Foundations in Multimodal Mechanistic Interpretability (William Rudman, Brown University)
Abstract: Mechanistic interpretability has been instrumental in understanding Large Language Models, yet remains underexplored in multimodal models. This is due to a lack of effective image-corruption methods needed for causal analysis. The first part of this talk introduces NOTICE, a novel corruption scheme designed for MLLMs, enabling causal mediation analysis for MLLMs.
Next, we examine the reasoning capabilities of MLLMs and find that MLLMs are shape-blind. Namely, vision-encoders in MLLMs embed geometrically dissimilar objects into the same regions of their representation space.
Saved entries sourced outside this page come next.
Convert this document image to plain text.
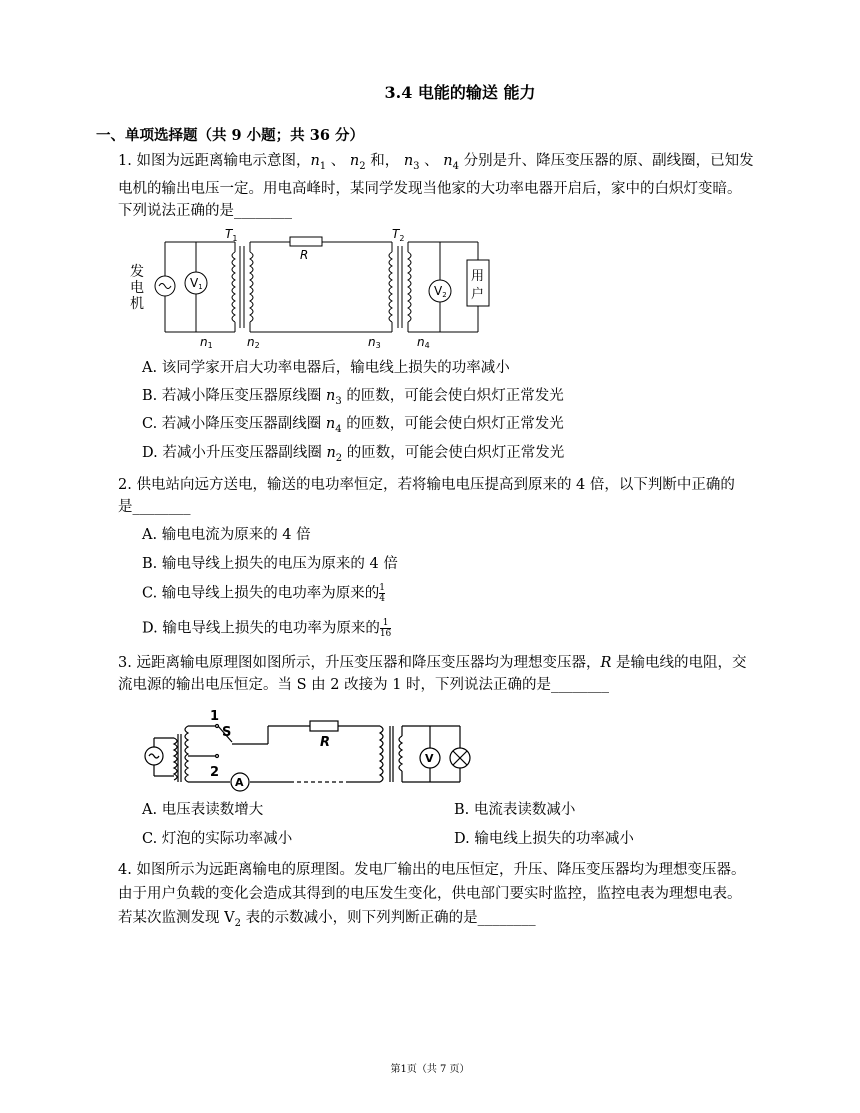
3.4 电能的输送 能力
一、单项选择题（共 9 小题；共 36 分）
1. 如图为远距离输电示意图，$n_1$ 、 $n_2$ 和， $n_3$ 、 $n_4$ 分别是升、降压变压器的原、副线圈，已知发
电机的输出电压一定。用电高峰时，某同学发现当他家的大功率电器开启后，家中的白炽灯变暗。
下列说法正确的是________
发
电
机
用
户
$T_1$	$T_2$
R
n1	n2	n3	n4
V1	V2
A. 该同学家开启大功率电器后，输电线上损失的功率减小
B. 若减小降压变压器原线圈 $n_3$ 的匝数，可能会使白炽灯正常发光
C. 若减小降压变压器副线圈 $n_4$ 的匝数，可能会使白炽灯正常发光
D. 若减小升压变压器副线圈 $n_2$ 的匝数，可能会使白炽灯正常发光
2. 供电站向远方送电，输送的电功率恒定，若将输电电压提高到原来的 4 倍，以下判断中正确的
是________
A. 输电电流为原来的 4 倍
B. 输电导线上损失的电压为原来的 4 倍
C. 输电导线上损失的电功率为原来的 $\frac{1}{4}$
D. 输电导线上损失的电功率为原来的 $\frac{1}{16}$
3. 远距离输电原理图如图所示，升压变压器和降压变压器均为理想变压器，R 是输电线的电阻，交
流电源的输出电压恒定。当 S 由 2 改接为 1 时，下列说法正确的是________
1
2
S
R
A
V
A. 电压表读数增大	B. 电流表读数减小
C. 灯泡的实际功率减小	D. 输电线上损失的功率减小
4. 如图所示为远距离输电的原理图。发电厂输出的电压恒定，升压、降压变压器均为理想变压器。
由于用户负载的变化会造成其得到的电压发生变化，供电部门要实时监控，监控电表为理想电表。
若某次监测发现 $V_2$ 表的示数减小，则下列判断正确的是________
第1页（共 7 页）
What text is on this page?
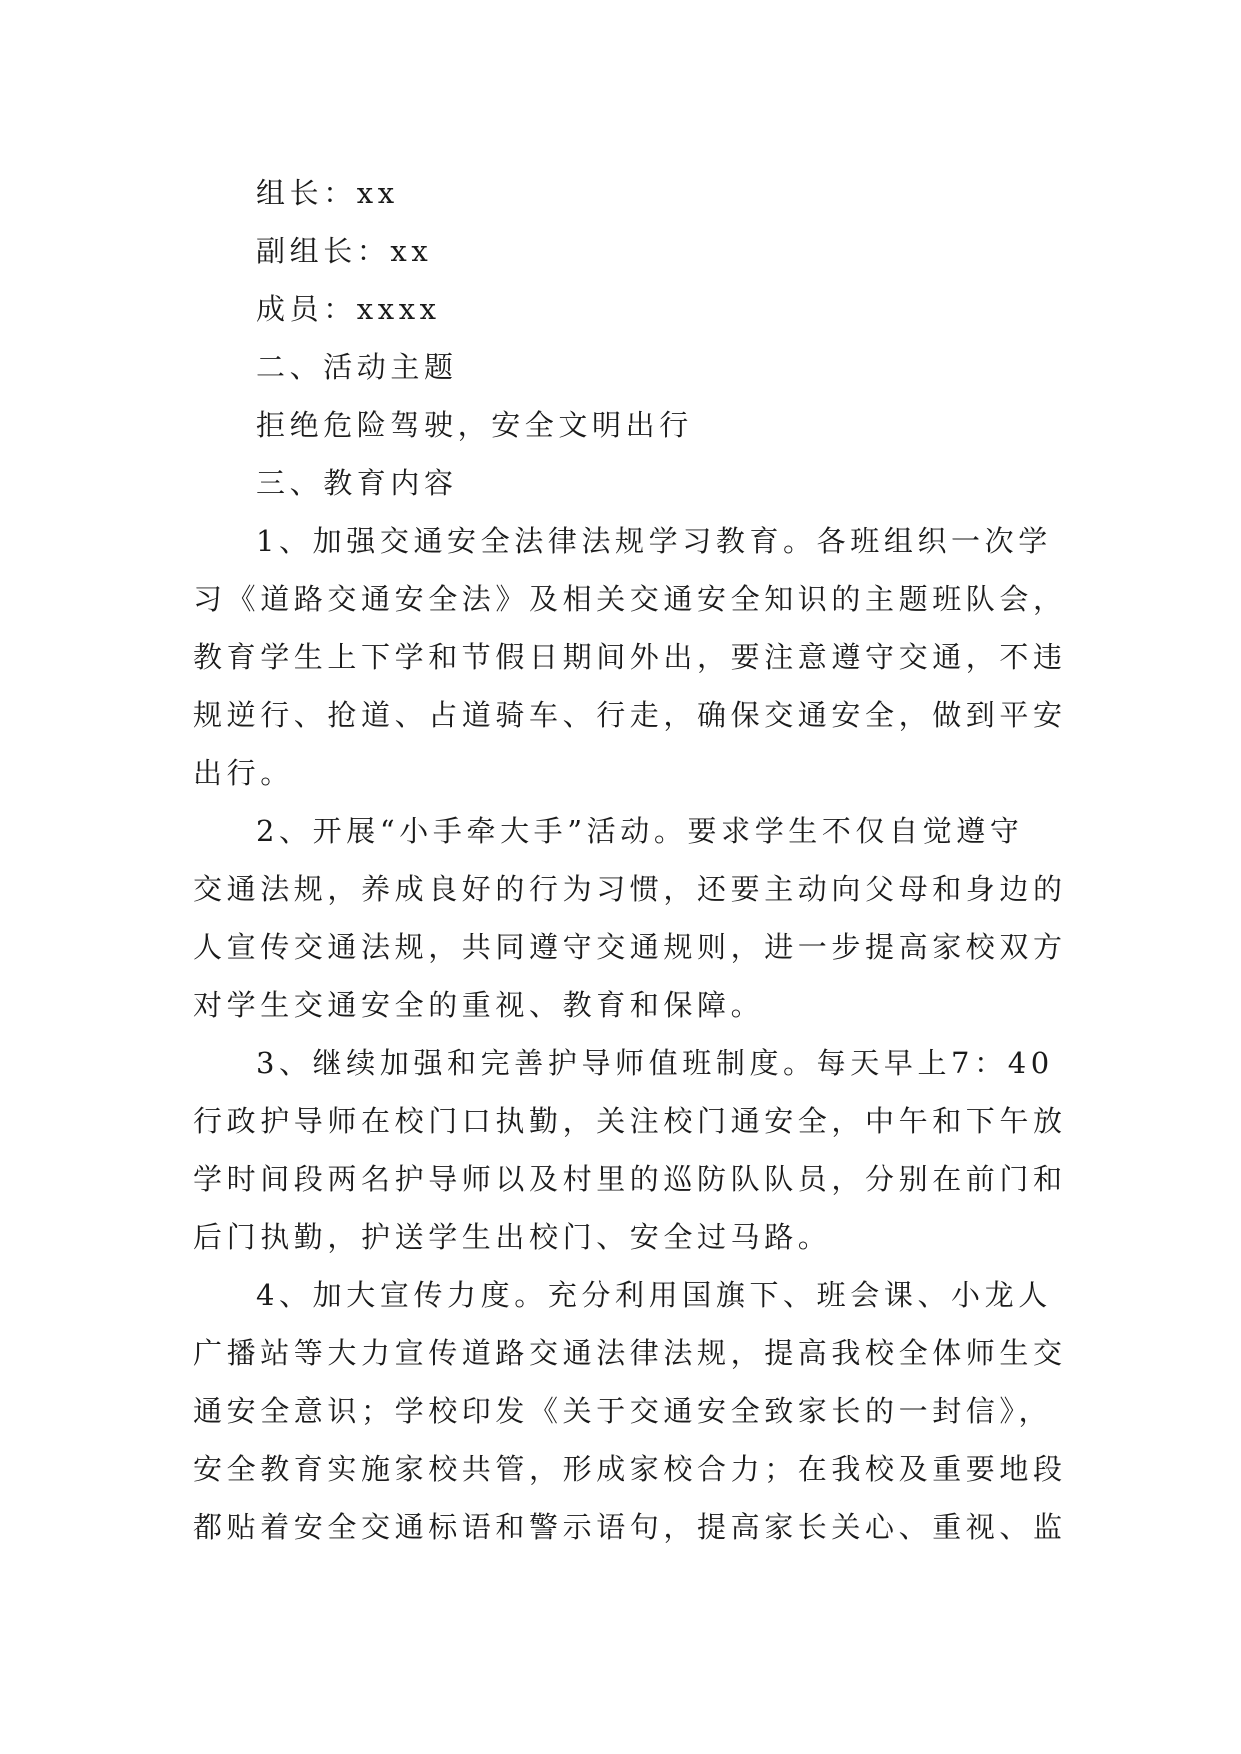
组长：xx
副组长：xx
成员：xxxx
二、活动主题
拒绝危险驾驶，安全文明出行
三、教育内容
1、加强交通安全法律法规学习教育。各班组织一次学
习《道路交通安全法》及相关交通安全知识的主题班队会，
教育学生上下学和节假日期间外出，要注意遵守交通，不违
规逆行、抢道、占道骑车、行走，确保交通安全，做到平安
出行。
2、开展“小手牵大手”活动。要求学生不仅自觉遵守
交通法规，养成良好的行为习惯，还要主动向父母和身边的
人宣传交通法规，共同遵守交通规则，进一步提高家校双方
对学生交通安全的重视、教育和保障。
3、继续加强和完善护导师值班制度。每天早上7：40
行政护导师在校门口执勤，关注校门通安全，中午和下午放
学时间段两名护导师以及村里的巡防队队员，分别在前门和
后门执勤，护送学生出校门、安全过马路。
4、加大宣传力度。充分利用国旗下、班会课、小龙人
广播站等大力宣传道路交通法律法规，提高我校全体师生交
通安全意识；学校印发《关于交通安全致家长的一封信》，
安全教育实施家校共管，形成家校合力；在我校及重要地段
都贴着安全交通标语和警示语句，提高家长关心、重视、监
We construct a side-counting dataset of abstract shapes, showing that current MLLMs achieve near-zero accuracy on a trivial task for humans.
Finally, we present ongoing work on VisualCounterfact, a dataset designed to investigate the relationship between counterfactual visual inputs and world knowledge. VisualCounterfact consists of tuples that alter specific visual properties—color, size, and texture—of common objects. For instance, given (banana, color, yellow), we create a counterfact image (banana, color, purple) by modifying the object's pixels. Using VisualCounterfact, we locate a mechanism for reliably controlling whether a model will answer with the counterfactual property present in the image or retrieve the world-knowledge answer from its weights.